Doch das absolute Schweigen bei Zwischenfällen, die auch die zivile Sicherheit betreffen, ist problematisch.
Wenn ein Objekt über bewohntem Gebiet abstürzt – gleichgültig ob Drohne, Hyperschallflugkörper oder Ballon – betrifft das auch die Öffentlichkeit.

Dass in einem solchen Fall keine unabhängige Untersuchung zugelassen wird, wirft Fragen auf:

  • War das Gerät bewaffnet?
  • Gab es radioaktives oder toxisches Material an Bord?
  • Warum wurde keine Gefahrenwarnung ausgegeben?

Ohne Antworten bleiben nur Spekulation und Misstrauen.

Die Rolle der Medien

Medien wie Yahoo oder die New York Post berichten, doch auch sie sind auf offizielle Bestätigungen angewiesen – und werden dadurch leicht zu Sprachrohren staatlicher Informationspolitik.
Wenn Behörden schweigen, berichten Journalisten über das, was nicht gesagt wird.

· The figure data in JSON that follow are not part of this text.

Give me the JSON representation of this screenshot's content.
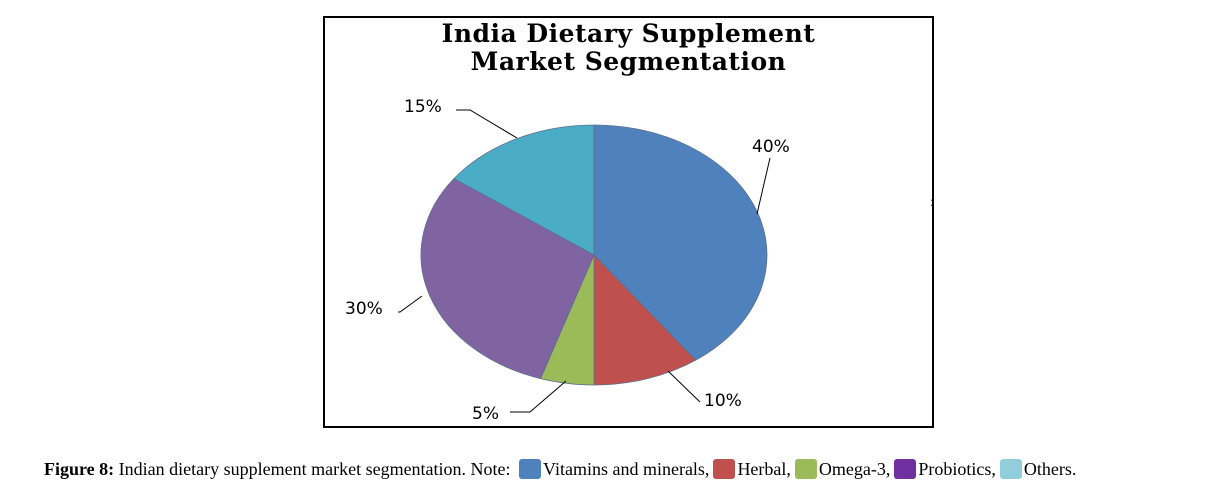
{
  "chart_data": {
    "type": "pie",
    "title": [
      "India Dietary Supplement",
      "Market Segmentation"
    ],
    "slices": [
      {
        "label": "Vitamins and minerals",
        "value": 40,
        "display": "40%",
        "color": "#4F81BD"
      },
      {
        "label": "Herbal",
        "value": 10,
        "display": "10%",
        "color": "#C0504D"
      },
      {
        "label": "Omega-3",
        "value": 5,
        "display": "5%",
        "color": "#9BBB59"
      },
      {
        "label": "Probiotics",
        "value": 30,
        "display": "30%",
        "color": "#8064A2"
      },
      {
        "label": "Others",
        "value": 15,
        "display": "15%",
        "color": "#4BACC6"
      }
    ]
  },
  "caption": {
    "figure_label": "Figure 8:",
    "text": " Indian dietary supplement market segmentation. Note: ",
    "legend": [
      {
        "text": "Vitamins and minerals,",
        "color": "#4F81BD"
      },
      {
        "text": "Herbal,",
        "color": "#C0504D"
      },
      {
        "text": "Omega-3,",
        "color": "#9BBB59"
      },
      {
        "text": "Probiotics,",
        "color": "#7030A0"
      },
      {
        "text": "Others.",
        "color": "#92CDDC"
      }
    ]
  }
}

Diese Lücke zwischen Fakten und Deutung ist der Nährboden für Mythen – von „Alien-Crash“ bis „Deep-State-Vertuschung“.
Doch entscheidend ist nicht, ob das Objekt außerirdisch war, sondern warum das Militär so tut, als hätte die Bevölkerung kein Recht auf Aufklärung.

Muster der Vergangenheit

Schon 1989 berichtete der Whistleblower Bob Lazar, er habe in Area 51 an der Rückentwicklung außerirdischer Technologie gearbeitet – eine Behauptung, die nie belegt, aber auch nie schlüssig widerlegt wurde.
Seitdem reicht jedes unerklärte Ereignis in der Region aus, um alte Geschichten wiederzubeleben.

Der Unterschied heute:
Dank sozialer Medien verbreiten sich Gerüchte innerhalb von Minuten, während offizielle Stellen Wochen oder Monate brauchen, um zu reagieren – wenn überhaupt.
Diese Asymmetrie erzeugt Misstrauen, das längst nicht mehr nur Spinner betrifft, sondern auch Journalisten, Forscher und Bürgerrechtler.

Zwischen Aufklärung und Ablenkung

Es ist denkbar – ja, wahrscheinlich –, dass der Absturz auf einen militärischen Testflug zurückgeht.
Doch die Art, wie das Ereignis gehandhabt wird, zeigt, dass die US-Behörden aus den 1950ern nichts gelernt haben:
Statt Offenheit – Schweigen.
Statt Fakten – Geheimhaltung.
Statt Vertrauen – Gerüchte.

Vielleicht war es keine fliegende Untertasse.
Aber sicher war es ein Spiegel, in dem sich die alte Angst der Mächtigen vor Transparenz zeigt.

Fazit

Der eigentliche Skandal liegt nicht im Himmel, sondern auf der Erde.

Nicht das unbekannte Objekt ist das Problem – sondern die bekannte Strategie, Informationen zu verschleiern.

Wer alles geheim hält, darf sich über Misstrauen nicht wundern.